Larsens y furia
Empezando en los bares llenos de humo de Shepherd’s Bush, jóvenes con trajes impecables y amplificadores demasiado potentes para el lugar formaron The Detours, luego transformados en The Who. La guitarra de Pete Townshend rompió su primer cuerpo no por agresión, sino por exasperación, por instinto, por ceremonia. Roger Daltrey mostraba el pecho y la voz, cruda y contenida. Inmóvil, John Entwistle dejaba que el trueno saliera de sus dedos. Keith Moon desintegraba el tiempo. No lo marcaba. Con gemelos en las mangas, eran caos, un cuarteto de impulso al ritmo de la rabia obrera y la aspiración mod.
Su música llevaba el peso de una nación en transformación. “My Generation” no pedía permiso, lo escupía. La retroalimentación gritaba como algo herido pero orgulloso. Los acordes en molinete de Townshend abrían el silencio en canal. No buscaban aprobación. Estaban reclamando un lugar en un mundo ruidoso e indiferente. Cada sílaba de la canción revelaba una verdad sobre la juventud, el terror y la rabia; tartamudeaba como un nervio expuesto. No hablaba del futuro. Hablaba del presente, del ruido, de lo roto.
Su sonido y su alcance crecieron con los años. A Quick One ofrecía pistas de la ópera rock que vendría, unidas en fragmentos erráticos y altibajos emocionales. Luego llegó Tommy, un chico sordo, mudo y ciego que veía más claro que la mayoría. Entre guitarras superpuestas y hambre espiritual, la ambición de Townshend retumbaba. La batería de Moon danzaba como convulsiones. Daltrey le dio una voz al niño.

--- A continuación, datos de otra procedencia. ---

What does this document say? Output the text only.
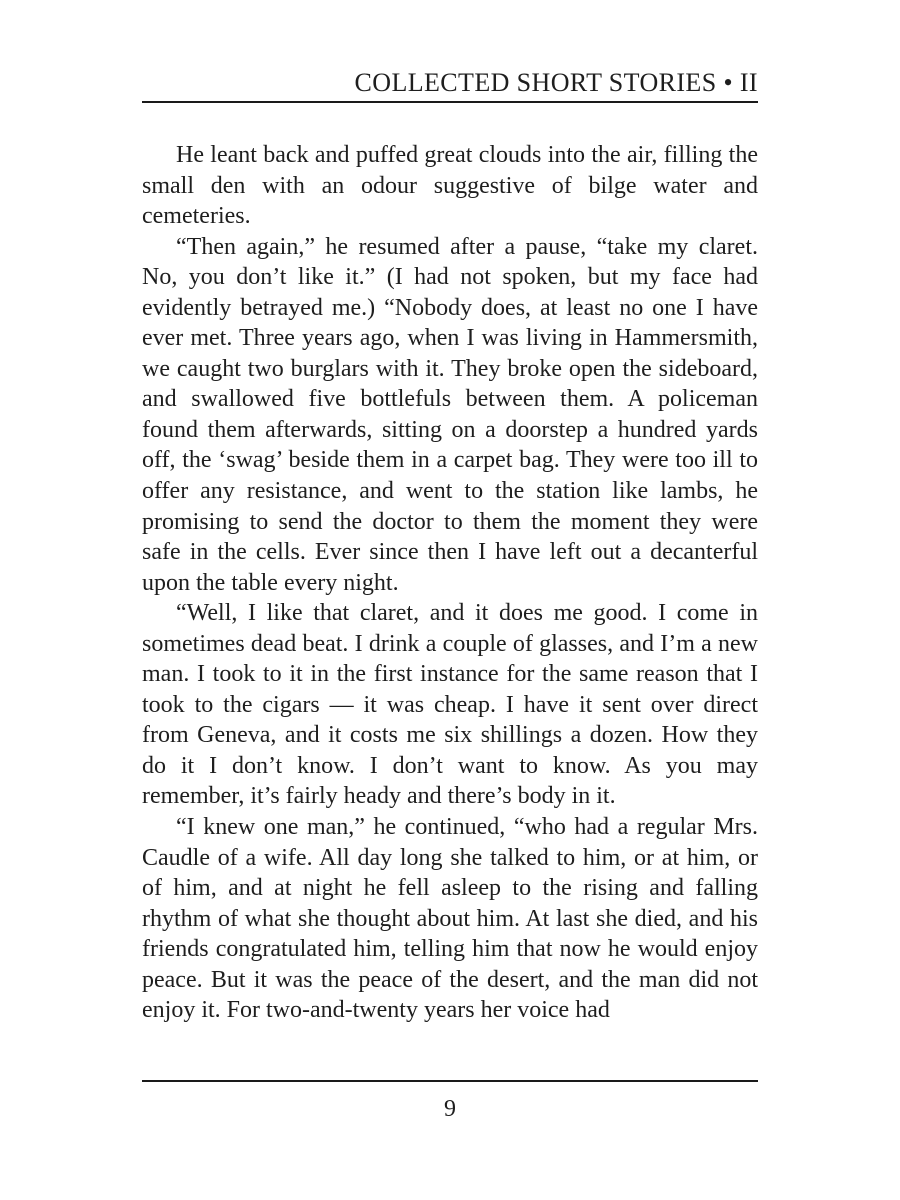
COLLECTED SHORT STORIES • II

He leant back and puffed great clouds into the air, filling the small den with an odour suggestive of bilge water and cemeteries.

“Then again,” he resumed after a pause, “take my claret. No, you don’t like it.” (I had not spoken, but my face had evidently betrayed me.) “Nobody does, at least no one I have ever met. Three years ago, when I was living in Hammersmith, we caught two burglars with it. They broke open the sideboard, and swallowed five bottlefuls between them. A policeman found them afterwards, sitting on a doorstep a hundred yards off, the ‘swag’ beside them in a carpet bag. They were too ill to offer any resistance, and went to the station like lambs, he promising to send the doctor to them the moment they were safe in the cells. Ever since then I have left out a decanterful upon the table every night.

“Well, I like that claret, and it does me good. I come in sometimes dead beat. I drink a couple of glasses, and I’m a new man. I took to it in the first instance for the same reason that I took to the cigars — it was cheap. I have it sent over direct from Geneva, and it costs me six shillings a dozen. How they do it I don’t know. I don’t want to know. As you may remember, it’s fairly heady and there’s body in it.

“I knew one man,” he continued, “who had a regular Mrs. Caudle of a wife. All day long she talked to him, or at him, or of him, and at night he fell asleep to the rising and falling rhythm of what she thought about him. At last she died, and his friends congratulated him, telling him that now he would enjoy peace. But it was the peace of the desert, and the man did not enjoy it. For two-and-twenty years her voice had

9
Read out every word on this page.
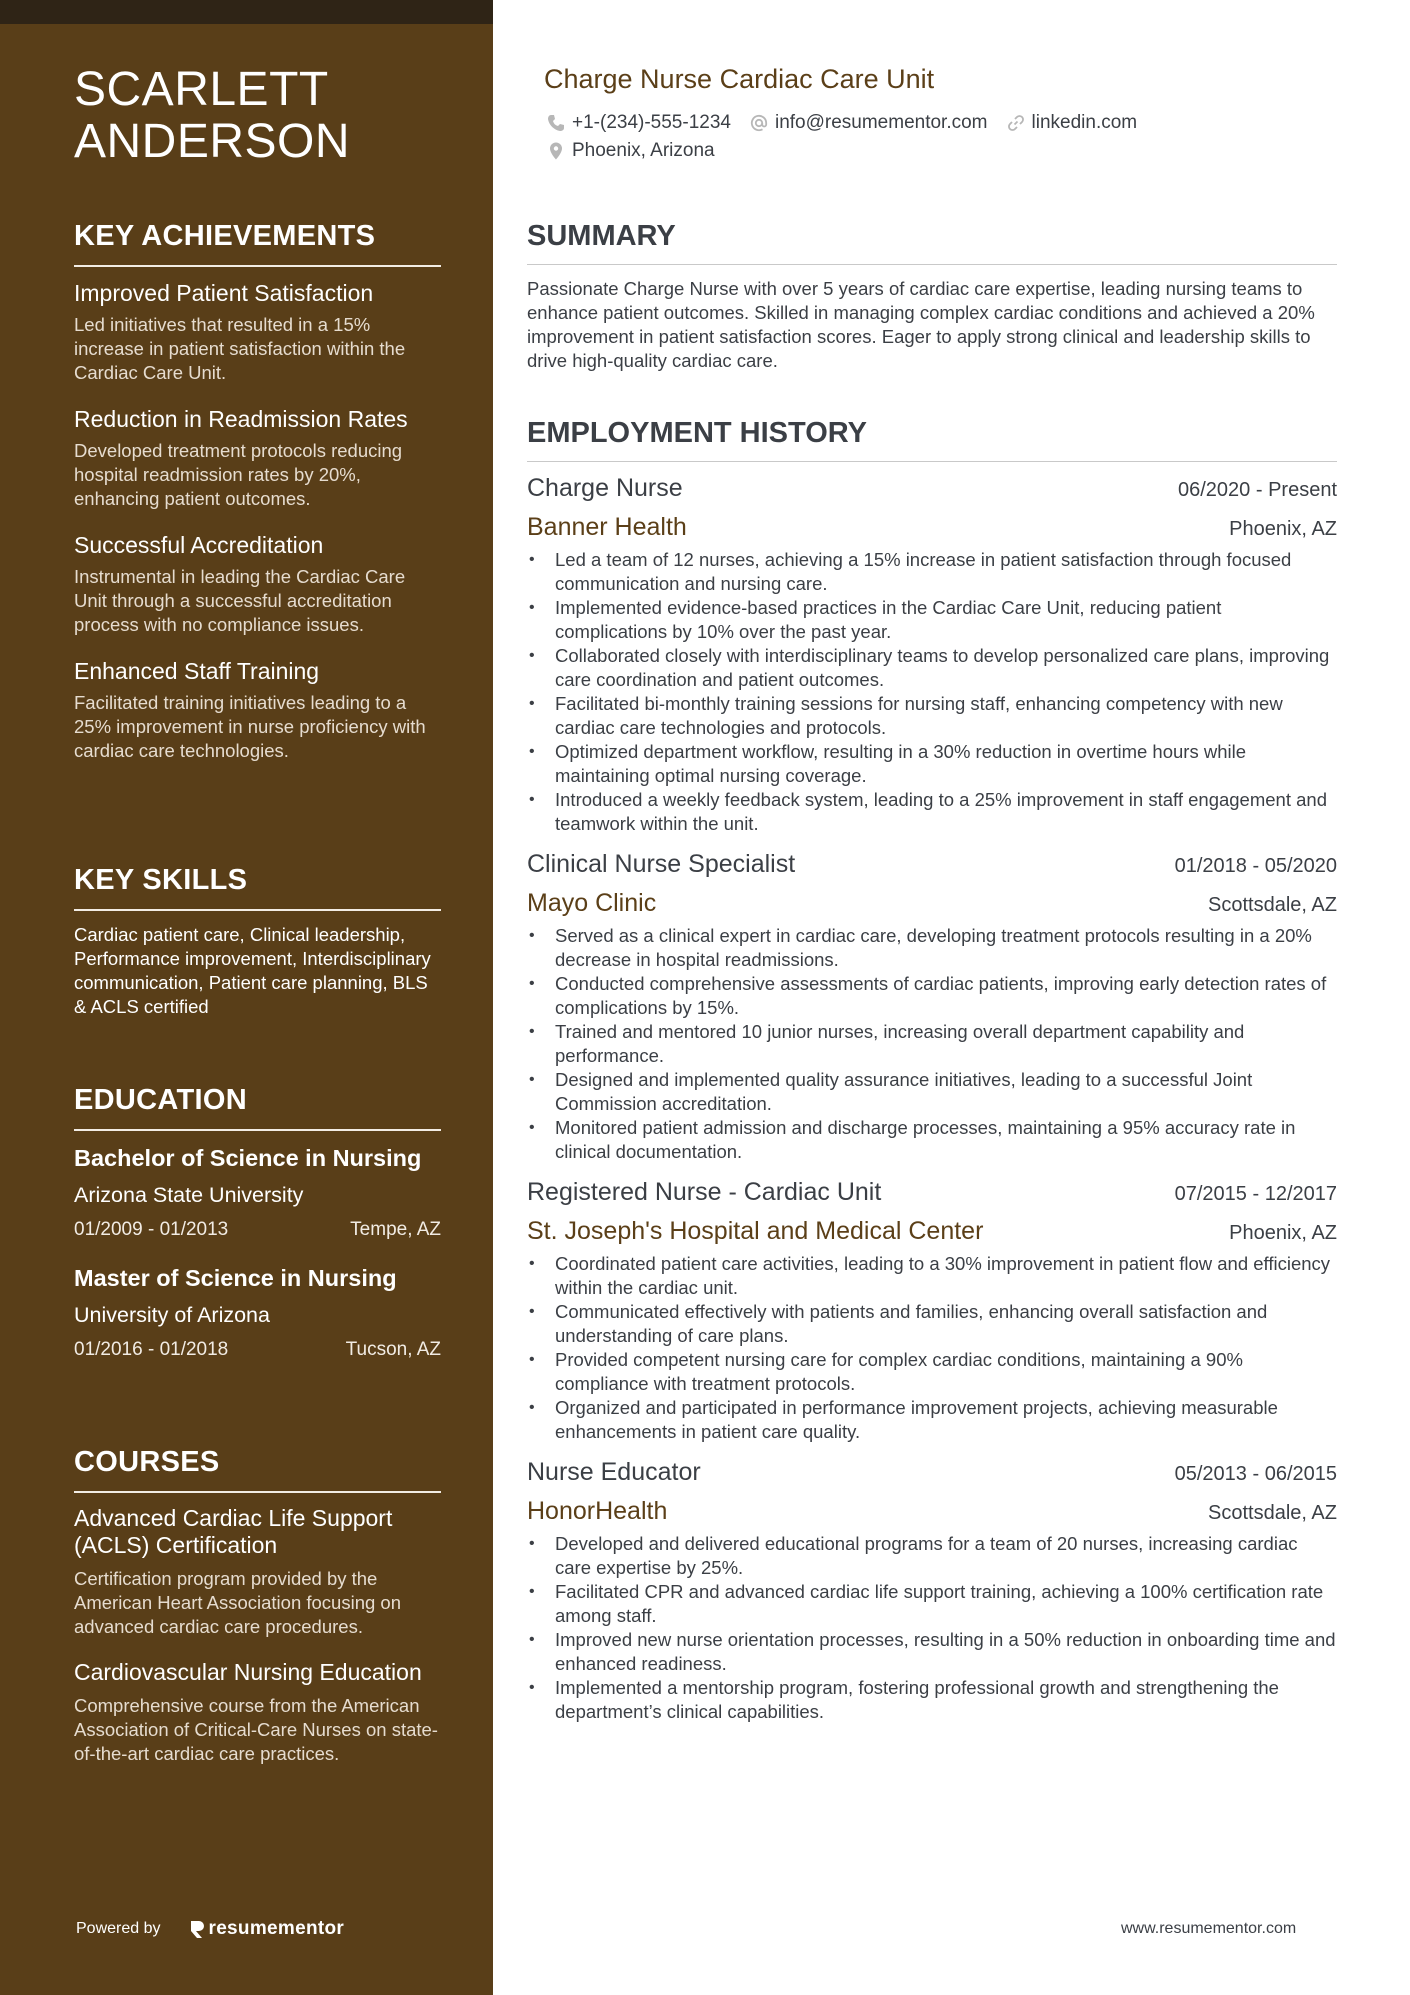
SCARLETT
ANDERSON
KEY ACHIEVEMENTS
Improved Patient Satisfaction
Led initiatives that resulted in a 15% increase in patient satisfaction within the Cardiac Care Unit.
Reduction in Readmission Rates
Developed treatment protocols reducing hospital readmission rates by 20%, enhancing patient outcomes.
Successful Accreditation
Instrumental in leading the Cardiac Care Unit through a successful accreditation process with no compliance issues.
Enhanced Staff Training
Facilitated training initiatives leading to a 25% improvement in nurse proficiency with cardiac care technologies.
KEY SKILLS
Cardiac patient care, Clinical leadership, Performance improvement, Interdisciplinary communication, Patient care planning, BLS & ACLS certified
EDUCATION
Bachelor of Science in Nursing
Arizona State University
01/2009 - 01/2013	Tempe, AZ
Master of Science in Nursing
University of Arizona
01/2016 - 01/2018	Tucson, AZ
COURSES
Advanced Cardiac Life Support (ACLS) Certification
Certification program provided by the American Heart Association focusing on advanced cardiac care procedures.
Cardiovascular Nursing Education
Comprehensive course from the American Association of Critical-Care Nurses on state-of-the-art cardiac care practices.
Powered by	resumementor
Charge Nurse Cardiac Care Unit
+1-(234)-555-1234 info@resumementor.com linkedin.com
Phoenix, Arizona
SUMMARY

Passionate Charge Nurse with over 5 years of cardiac care expertise, leading nursing teams to enhance patient outcomes. Skilled in managing complex cardiac conditions and achieved a 20% improvement in patient satisfaction scores. Eager to apply strong clinical and leadership skills to drive high-quality cardiac care.

EMPLOYMENT HISTORY
Charge Nurse	06/2020 - Present
Banner Health	Phoenix, AZ
• Led a team of 12 nurses, achieving a 15% increase in patient satisfaction through focused communication and nursing care.
• Implemented evidence-based practices in the Cardiac Care Unit, reducing patient complications by 10% over the past year.
• Collaborated closely with interdisciplinary teams to develop personalized care plans, improving care coordination and patient outcomes.
• Facilitated bi-monthly training sessions for nursing staff, enhancing competency with new cardiac care technologies and protocols.
• Optimized department workflow, resulting in a 30% reduction in overtime hours while maintaining optimal nursing coverage.
• Introduced a weekly feedback system, leading to a 25% improvement in staff engagement and teamwork within the unit.
Clinical Nurse Specialist	01/2018 - 05/2020
Mayo Clinic	Scottsdale, AZ
• Served as a clinical expert in cardiac care, developing treatment protocols resulting in a 20% decrease in hospital readmissions.
• Conducted comprehensive assessments of cardiac patients, improving early detection rates of complications by 15%.
• Trained and mentored 10 junior nurses, increasing overall department capability and performance.
• Designed and implemented quality assurance initiatives, leading to a successful Joint Commission accreditation.
• Monitored patient admission and discharge processes, maintaining a 95% accuracy rate in clinical documentation.
Registered Nurse - Cardiac Unit	07/2015 - 12/2017
St. Joseph's Hospital and Medical Center	Phoenix, AZ
• Coordinated patient care activities, leading to a 30% improvement in patient flow and efficiency within the cardiac unit.
• Communicated effectively with patients and families, enhancing overall satisfaction and understanding of care plans.
• Provided competent nursing care for complex cardiac conditions, maintaining a 90% compliance with treatment protocols.
• Organized and participated in performance improvement projects, achieving measurable enhancements in patient care quality.
Nurse Educator	05/2013 - 06/2015
HonorHealth	Scottsdale, AZ
• Developed and delivered educational programs for a team of 20 nurses, increasing cardiac care expertise by 25%.
• Facilitated CPR and advanced cardiac life support training, achieving a 100% certification rate among staff.
• Improved new nurse orientation processes, resulting in a 50% reduction in onboarding time and enhanced readiness.
• Implemented a mentorship program, fostering professional growth and strengthening the department’s clinical capabilities.
www.resumementor.com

Entwistle construyó el suelo sobre el que caminaban. Lo creían, lo vivían, lo llevaban de gira. Tommy no era una persona. Era un reflejo de todos.
Live at Leeds fue el sonido de una banda en su punto más alto, rompiendo la puerta con precisión. El blues hervía y se servía sangrando. Las canciones no terminaban, se derrumbaban. Su versión de “Summertime Blues” sonaba como motos estrellándose contra rocolas. Cada nota tenía codos. Cada grito sabía a saliva y metal. Sin sobregrabaciones, sin red de seguridad. Solo cuatro tipos, audaces, extasiados, algo locos, lanzándose al sonido.
“Baba O’Riley” comenzaba con un loop que parecía el interior de una oración digital. Who’s Next subía el listón sin agitar una bandera. Daltrey rugía “Don’t cry” al viento como un sermón sin dios. “Behind Blue Eyes” ofrecía confesión sin remordimiento. Y “Won’t Get Fooled Again” culminaba en ese grito, ese aullido famoso, desgarrado, que resuena tanto en estadios como en auriculares. No estaban vendiendo insurrección. Desde dentro, estaban informando.

La tragedia no los detuvo. Aunque la muerte de Moon abrió un agujero en el ritmo, el bajo de Entwistle nunca dejó de rugir. La voz de Daltrey se endureció como el acero. La pluma de Townshend nunca titubeó. Quadrophenia, aún hoy su documento más humano, empapado de agua salada y aceite de scooter, sigue con precisión y compasión la espiral de Jimmy. Mientras los sintetizadores susurraban recuerdos, la lluvia destruía las piedras de Brighton. Aunque no ideal, el pasado era auténtico. Ellos se encargaron de hacerlo inmortal.
Regresaron en pedazos, en reuniones, en rituales a lo largo de los años. Entwistle falleció, y con él, el extremo grave perdió su ancla. Sobre el escenario, sin embargo, Daltrey y Townshend se mantuvieron como sobrevivientes, no como fantasmas. The Kids Are Alright ganó peso; la elegía se volvió carga. Love Reign O’er Me se transformó en un ruego arrancado al tiempo. Más lento, sí, pero el molinete seguía llegando, pesado pero lleno de gracia. Cada vez, como un tatuaje tallado a lo largo de décadas.
A través de la música, The Who diferenciaron a su generación, no con eslóganes vacíos, sino con significado. Era la música de los sindicatos y las guitarras destrozadas, de los puños cerrados y las radios rotas. Dieron forma al desconcierto. Fueron líricos sobre la violencia y melódicos sobre la duda. La respuesta no era ruido. Era intención. Tocaban mientras el polvo se disipaba, ubicados en el epicentro del estallido del cambio. No eran símbolos. Eran instrumentos.
Ningún arco simple, ninguna narrativa ideal. Hay fragmentos, momentos, cicatrices. Un joven tartamudeando de rabia. Cada noche, una banda saltando al borde del abismo. Un grito. Después, el silencio. The Who nunca adoptaron una pose. Fueron impacto. Permanentes. Vibrando y quietos a la vez.